I have a program that is constantly running. Normally, it seems to garbage collect, and remain under about 8MB of memory usage. However, every weekend, it refuses to garbage collect unless I make an explicit call to it. However, if it nears the maximum heap size, it will still garbage collect. However the only reason this issue was noticed, is because it actually crashed from running out of memory on one weekend i.e. it must have reached the maximum heap size, and not run the garbage collector.
The following image (click to see) is a graph of the program's memory usage over a day. On the sides of the graph, you can see the normal behaviour of the program's memory usage, but the first large peak is what seems to start over the weekend. This particular graph is a strange example, because after I made an explicit call to the garbage collector, it ran successfully, but then it went and climbed back to the maximum heap size and successfully garbage collected on it's own twice.
What is going on here?
EDIT:
Ok, from the comments, it seems I haven't provided enough information. The program simply receives a stream of UDP packets, which are placed in a queue (set to have a maximum size of 1000 objects), which are then processed to have their data stored in a database. On average, it gets about 80 packets per second, but can peak to 150. It's running under Windows Server 2008.
The thing is, this activity is fairly consistent, and if anything, at the time that the memory usage starts it's steady climb, the activity should be lower, not higher. Mind you, the graph I posted above is the only one I have that extends back that far, since I only changed the Java Visual VM wrapper to keep graph data back far enough to see it this week, so I have no idea if it's exactly the same time every week, because I can't watch it over the weekend, as it's on a private network, and I'm not at work on the weekend.
Here is a graph of the next day:
This is pretty much what the memory usage looks like every other day of the week. The program is never restarted, and we only tell it to garbage collect on a Monday morning because of this issue. One week we tried restarting it on a Friday afternoon, and it still started climbing sometime over the weekend, so the time that we restart it doesn't seem to have anything to do with the memory usage next week.

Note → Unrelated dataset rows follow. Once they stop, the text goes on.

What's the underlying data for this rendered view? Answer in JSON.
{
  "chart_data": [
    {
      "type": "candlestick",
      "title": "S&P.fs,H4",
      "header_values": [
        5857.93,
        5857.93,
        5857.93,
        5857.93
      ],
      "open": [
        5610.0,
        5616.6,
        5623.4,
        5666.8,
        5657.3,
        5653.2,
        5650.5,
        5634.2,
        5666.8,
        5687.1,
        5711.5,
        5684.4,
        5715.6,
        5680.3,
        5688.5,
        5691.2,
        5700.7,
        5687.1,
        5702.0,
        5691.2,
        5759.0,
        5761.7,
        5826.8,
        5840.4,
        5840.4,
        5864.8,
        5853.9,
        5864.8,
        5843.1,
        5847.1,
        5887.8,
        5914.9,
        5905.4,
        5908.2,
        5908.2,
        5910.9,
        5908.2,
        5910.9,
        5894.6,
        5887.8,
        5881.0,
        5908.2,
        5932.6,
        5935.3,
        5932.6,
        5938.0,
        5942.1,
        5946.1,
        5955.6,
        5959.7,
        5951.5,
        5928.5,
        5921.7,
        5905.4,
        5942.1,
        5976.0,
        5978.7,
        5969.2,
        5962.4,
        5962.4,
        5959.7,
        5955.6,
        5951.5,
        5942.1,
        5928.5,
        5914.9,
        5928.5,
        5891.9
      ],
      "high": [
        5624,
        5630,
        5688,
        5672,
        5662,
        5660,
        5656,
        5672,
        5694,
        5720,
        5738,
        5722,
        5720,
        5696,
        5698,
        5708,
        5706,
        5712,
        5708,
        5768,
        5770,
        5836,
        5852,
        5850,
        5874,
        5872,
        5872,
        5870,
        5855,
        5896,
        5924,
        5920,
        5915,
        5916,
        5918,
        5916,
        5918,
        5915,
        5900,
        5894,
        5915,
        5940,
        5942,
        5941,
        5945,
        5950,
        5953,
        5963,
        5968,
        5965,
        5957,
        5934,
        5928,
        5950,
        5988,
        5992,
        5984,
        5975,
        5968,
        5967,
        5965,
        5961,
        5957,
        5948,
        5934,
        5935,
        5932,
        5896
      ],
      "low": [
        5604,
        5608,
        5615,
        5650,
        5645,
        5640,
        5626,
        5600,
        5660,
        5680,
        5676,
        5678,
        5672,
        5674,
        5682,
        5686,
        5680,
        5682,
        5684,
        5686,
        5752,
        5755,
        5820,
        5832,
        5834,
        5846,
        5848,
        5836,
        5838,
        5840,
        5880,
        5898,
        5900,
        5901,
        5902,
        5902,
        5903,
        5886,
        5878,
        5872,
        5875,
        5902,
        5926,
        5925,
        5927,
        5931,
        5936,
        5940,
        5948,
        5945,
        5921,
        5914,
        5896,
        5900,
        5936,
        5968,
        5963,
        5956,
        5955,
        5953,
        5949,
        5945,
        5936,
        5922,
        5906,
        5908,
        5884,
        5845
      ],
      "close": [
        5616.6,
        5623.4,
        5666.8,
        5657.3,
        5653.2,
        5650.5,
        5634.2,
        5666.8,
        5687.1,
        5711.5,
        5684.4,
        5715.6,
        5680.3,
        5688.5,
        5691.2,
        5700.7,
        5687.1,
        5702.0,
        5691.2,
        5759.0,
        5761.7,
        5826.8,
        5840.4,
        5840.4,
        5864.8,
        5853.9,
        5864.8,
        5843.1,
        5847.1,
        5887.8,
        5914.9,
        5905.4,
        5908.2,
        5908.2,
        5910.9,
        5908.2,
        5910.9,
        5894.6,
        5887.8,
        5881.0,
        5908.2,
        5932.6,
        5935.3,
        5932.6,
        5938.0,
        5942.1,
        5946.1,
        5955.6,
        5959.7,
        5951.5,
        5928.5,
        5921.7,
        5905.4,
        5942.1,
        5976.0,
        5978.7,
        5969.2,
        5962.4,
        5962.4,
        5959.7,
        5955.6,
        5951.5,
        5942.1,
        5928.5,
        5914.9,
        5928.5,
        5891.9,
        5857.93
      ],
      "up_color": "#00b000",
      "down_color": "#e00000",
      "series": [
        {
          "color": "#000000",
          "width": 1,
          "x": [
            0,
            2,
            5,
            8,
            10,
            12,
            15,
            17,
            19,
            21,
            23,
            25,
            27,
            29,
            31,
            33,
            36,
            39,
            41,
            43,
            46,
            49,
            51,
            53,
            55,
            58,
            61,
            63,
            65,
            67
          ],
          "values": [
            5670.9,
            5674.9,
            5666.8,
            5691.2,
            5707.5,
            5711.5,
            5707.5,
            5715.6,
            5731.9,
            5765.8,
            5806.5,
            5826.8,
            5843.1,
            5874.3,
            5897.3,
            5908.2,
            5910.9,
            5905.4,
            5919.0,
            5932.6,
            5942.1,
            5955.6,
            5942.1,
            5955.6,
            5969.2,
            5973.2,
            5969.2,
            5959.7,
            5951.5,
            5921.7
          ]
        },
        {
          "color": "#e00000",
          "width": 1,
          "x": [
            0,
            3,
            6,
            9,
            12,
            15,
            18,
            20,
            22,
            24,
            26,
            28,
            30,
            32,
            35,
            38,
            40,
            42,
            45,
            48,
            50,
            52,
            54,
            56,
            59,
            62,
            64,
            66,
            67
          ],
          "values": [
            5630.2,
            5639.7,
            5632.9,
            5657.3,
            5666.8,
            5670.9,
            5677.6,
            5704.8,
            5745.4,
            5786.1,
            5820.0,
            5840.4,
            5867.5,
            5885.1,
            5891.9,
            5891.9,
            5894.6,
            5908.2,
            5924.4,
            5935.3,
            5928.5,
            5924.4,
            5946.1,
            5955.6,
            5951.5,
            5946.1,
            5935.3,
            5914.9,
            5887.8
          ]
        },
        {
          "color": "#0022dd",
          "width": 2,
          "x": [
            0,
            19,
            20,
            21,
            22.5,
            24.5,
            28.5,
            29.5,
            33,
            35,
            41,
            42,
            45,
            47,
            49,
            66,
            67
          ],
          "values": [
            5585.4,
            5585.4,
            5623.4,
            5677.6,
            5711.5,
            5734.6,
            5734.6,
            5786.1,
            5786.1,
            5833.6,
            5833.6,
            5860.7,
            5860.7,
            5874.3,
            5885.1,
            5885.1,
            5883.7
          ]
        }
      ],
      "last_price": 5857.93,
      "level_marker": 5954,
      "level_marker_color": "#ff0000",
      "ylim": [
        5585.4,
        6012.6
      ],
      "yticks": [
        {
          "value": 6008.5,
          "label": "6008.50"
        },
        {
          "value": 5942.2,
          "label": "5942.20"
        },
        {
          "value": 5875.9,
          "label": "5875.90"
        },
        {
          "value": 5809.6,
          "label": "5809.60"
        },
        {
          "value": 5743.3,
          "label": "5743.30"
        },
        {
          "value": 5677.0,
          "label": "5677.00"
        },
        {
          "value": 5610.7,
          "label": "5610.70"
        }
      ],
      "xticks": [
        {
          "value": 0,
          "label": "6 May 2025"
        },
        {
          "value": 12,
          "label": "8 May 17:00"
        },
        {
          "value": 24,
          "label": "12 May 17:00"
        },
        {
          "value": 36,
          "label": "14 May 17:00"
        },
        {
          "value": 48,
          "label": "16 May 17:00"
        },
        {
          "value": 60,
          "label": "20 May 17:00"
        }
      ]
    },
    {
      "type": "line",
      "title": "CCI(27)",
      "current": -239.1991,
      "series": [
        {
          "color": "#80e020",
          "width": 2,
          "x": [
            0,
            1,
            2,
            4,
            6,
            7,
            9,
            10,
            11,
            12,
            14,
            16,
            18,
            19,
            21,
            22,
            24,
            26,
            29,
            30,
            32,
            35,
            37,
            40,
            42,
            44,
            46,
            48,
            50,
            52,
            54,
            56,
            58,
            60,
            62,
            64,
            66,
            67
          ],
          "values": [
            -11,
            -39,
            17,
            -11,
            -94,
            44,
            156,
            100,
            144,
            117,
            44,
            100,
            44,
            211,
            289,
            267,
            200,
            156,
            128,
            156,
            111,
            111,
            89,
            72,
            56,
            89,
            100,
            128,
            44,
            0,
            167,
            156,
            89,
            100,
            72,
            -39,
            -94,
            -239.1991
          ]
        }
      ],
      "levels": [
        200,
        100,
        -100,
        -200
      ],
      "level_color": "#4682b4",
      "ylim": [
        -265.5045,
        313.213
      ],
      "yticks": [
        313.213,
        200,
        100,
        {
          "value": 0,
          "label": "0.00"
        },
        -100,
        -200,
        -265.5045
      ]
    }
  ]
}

The fact that it successfully garbage collects all those objects when we tell it to implies to me that the objects are collectable, it's just not doing it until it reaches the maximum heap size, or we explicitly call the garbage collector. A heap dump doesn't tell us anything, because when we try to perform one, it suddenly runs the garbage collector, and then outputs a heap dump, which of course looks perfectly normal at this point.

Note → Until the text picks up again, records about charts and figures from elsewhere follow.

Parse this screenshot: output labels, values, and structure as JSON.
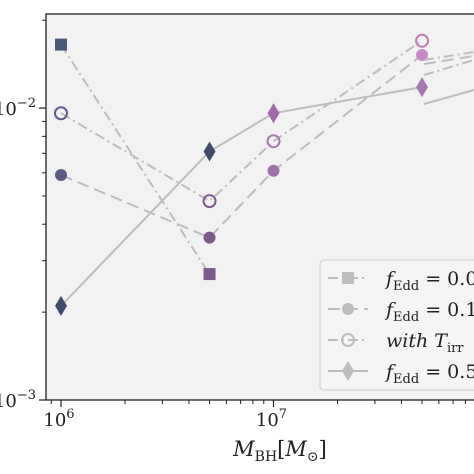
{
  "chart_data": {
    "type": "line",
    "x_scale": "log",
    "y_scale": "log",
    "xlabel_main": "M",
    "xlabel_sub": "BH",
    "xlabel_unit_main": "M",
    "xlabel_unit_sub": "⊙",
    "xlim": [
      850000,
      100000000
    ],
    "ylim": [
      0.001,
      0.021
    ],
    "x_ticks": [
      {
        "value": 1000000,
        "base": "10",
        "exp": "6"
      },
      {
        "value": 10000000,
        "base": "10",
        "exp": "7"
      }
    ],
    "y_ticks": [
      {
        "value": 0.01,
        "label": "10",
        "exp": "−2"
      },
      {
        "value": 0.001,
        "label": "10",
        "exp": "−3"
      }
    ],
    "grid": false,
    "legend_position": "lower-right",
    "series": [
      {
        "name_main": "f",
        "name_sub": "Edd",
        "name_rest": " = 0.0",
        "marker": "square",
        "line_style": "dashdot",
        "color": "#4a5878",
        "x": [
          1000000,
          5000000
        ],
        "y": [
          0.0165,
          0.0027
        ],
        "extra_points": []
      },
      {
        "name_main": "f",
        "name_sub": "Edd",
        "name_rest": " = 0.1",
        "marker": "circle",
        "line_style": "dashed",
        "color": "#5a5a84",
        "x": [
          1000000,
          5000000,
          10000000,
          50000000
        ],
        "y": [
          0.0059,
          0.0036,
          0.0061,
          0.0152
        ],
        "extra_points": []
      },
      {
        "name_main": "with T",
        "name_sub": "irr",
        "name_rest": "",
        "marker": "open-circle",
        "line_style": "dashdot",
        "color": "#4f5a80",
        "x": [
          1000000,
          5000000,
          10000000,
          50000000
        ],
        "y": [
          0.0096,
          0.0048,
          0.0077,
          0.017
        ],
        "extra_points": []
      },
      {
        "name_main": "f",
        "name_sub": "Edd",
        "name_rest": " = 0.5",
        "marker": "diamond",
        "line_style": "solid",
        "color": "#3f4d6b",
        "x": [
          1000000,
          5000000,
          10000000,
          50000000
        ],
        "y": [
          0.0021,
          0.0071,
          0.0096,
          0.0118
        ],
        "extra_points": []
      }
    ],
    "point_colors": {
      "square": [
        "#4a5878",
        "#7d5a8c",
        "#a878b0",
        "#c888c4"
      ],
      "circle": [
        "#5a5a84",
        "#7d5a8c",
        "#a070a8",
        "#c888c4"
      ],
      "open-circle": [
        "#5a5f88",
        "#7e5d90",
        "#a878b0",
        "#c47cb4"
      ],
      "diamond": [
        "#3f4d6b",
        "#3f4d6b",
        "#a06ba8",
        "#a878b0"
      ]
    }
  }
}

So I suppose I have two questions: Why is it suddenly not garbage collecting the way it does the rest of the week, and why is it that on one occassion, the garbage collection that occurs when it reaches the maximum heap size was unable to collect all those objects (i.e. why would there be references to so many objects that one time, when every other time there must not be)?
UPDATE:
This morning has been an interesting one. As I mentioned in the comments, the program is running on a client's system. Our contact in the client organisation reports that at 1am, this program failed, and he had to restart it manually when he got into work this morning, and that once again, the server time was incorrect. This is an issue we've had with them in the past, but until now, the issue never seemed to be related.

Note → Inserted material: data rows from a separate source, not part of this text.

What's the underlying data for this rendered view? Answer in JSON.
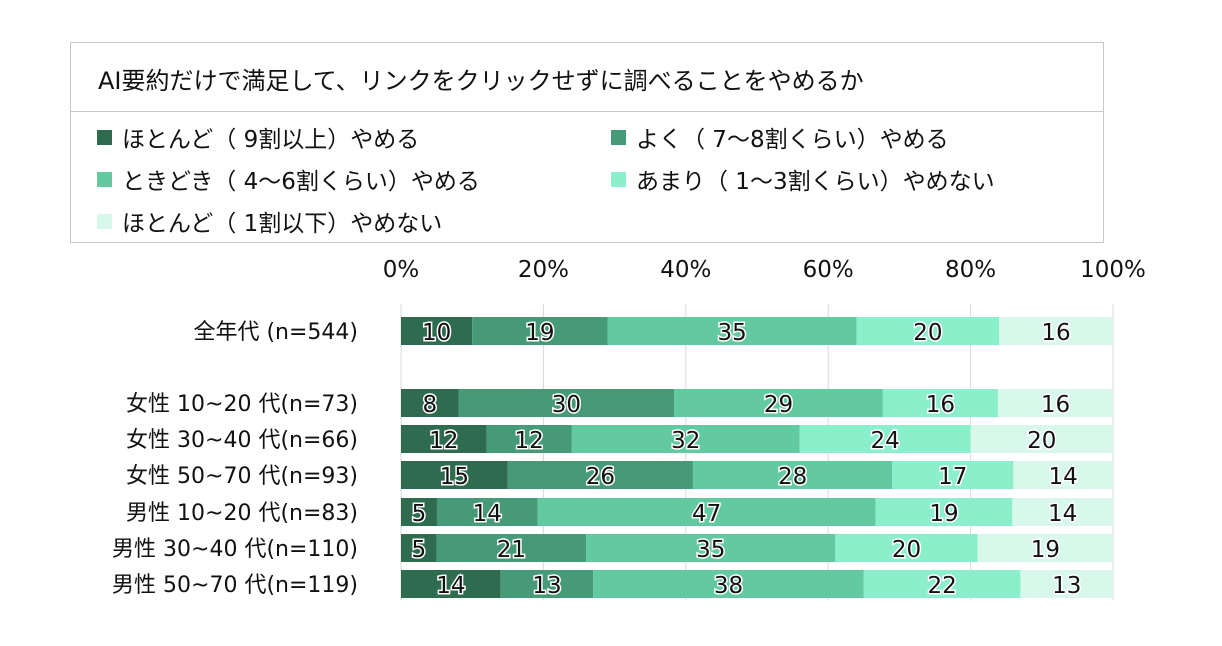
{
  "chart_data": {
    "type": "bar",
    "orientation": "horizontal",
    "stacked": "percent",
    "title": "AI要約だけで満足して、リンクをクリックせずに調べることをやめるか",
    "x_ticks": [
      "0%",
      "20%",
      "40%",
      "60%",
      "80%",
      "100%"
    ],
    "xlim": [
      0,
      100
    ],
    "grid": true,
    "categories": [
      "全年代 (n=544)",
      "女性 10~20 代(n=73)",
      "女性 30~40 代(n=66)",
      "女性 50~70 代(n=93)",
      "男性 10~20 代(n=83)",
      "男性 30~40 代(n=110)",
      "男性 50~70 代(n=119)"
    ],
    "series": [
      {
        "name": "ほとんど（ 9割以上）やめる",
        "color": "#2e6b4f",
        "values": [
          10,
          8,
          12,
          15,
          5,
          5,
          14
        ]
      },
      {
        "name": "よく（ 7～8割くらい）やめる",
        "color": "#469a77",
        "values": [
          19,
          30,
          12,
          26,
          14,
          21,
          13
        ]
      },
      {
        "name": "ときどき（ 4～6割くらい）やめる",
        "color": "#63c9a0",
        "values": [
          35,
          29,
          32,
          28,
          47,
          35,
          38
        ]
      },
      {
        "name": "あまり（ 1～3割くらい）やめない",
        "color": "#8cefcc",
        "values": [
          20,
          16,
          24,
          17,
          19,
          20,
          22
        ]
      },
      {
        "name": "ほとんど（ 1割以下）やめない",
        "color": "#d8f8ec",
        "values": [
          16,
          16,
          20,
          14,
          14,
          19,
          13
        ]
      }
    ]
  }
}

Looking through the logs that our program produces, we can deduce the following information:
- At 01:00, the server has somehow resynced it's time, setting it to 00:28.
- At 00:45 (according to the new, incorrect server time), one of the message processing threads in the program has thrown an out of memory error.
- However, the other message processing thread (there are two types of messages we receive, they are processed slightly differently, but they are both constantly coming in), continues to run, and as usual, the memory usage continues to climb with no garbage collection (as seen from the graphs we have been recording, once again).
- At 00:56, the logs stop, until about 7am when the program was restarted by our client. However, the memory usage graph, for this time, was still steadily increasing.
Unfortunately, because of the change in server time, this makes the times on our memory usage graph unreliable. However, it seems to be that it tried to garbage collect, failed, increased the heap space to the maximum available size, and killed that thread all at once. Now that the maximum heap space has increased, it's happy to use all of it without performing a major garbage collection.
So now I ask this: if the server time changes suddenly like it did, can that cause a problem with the garbage collection process?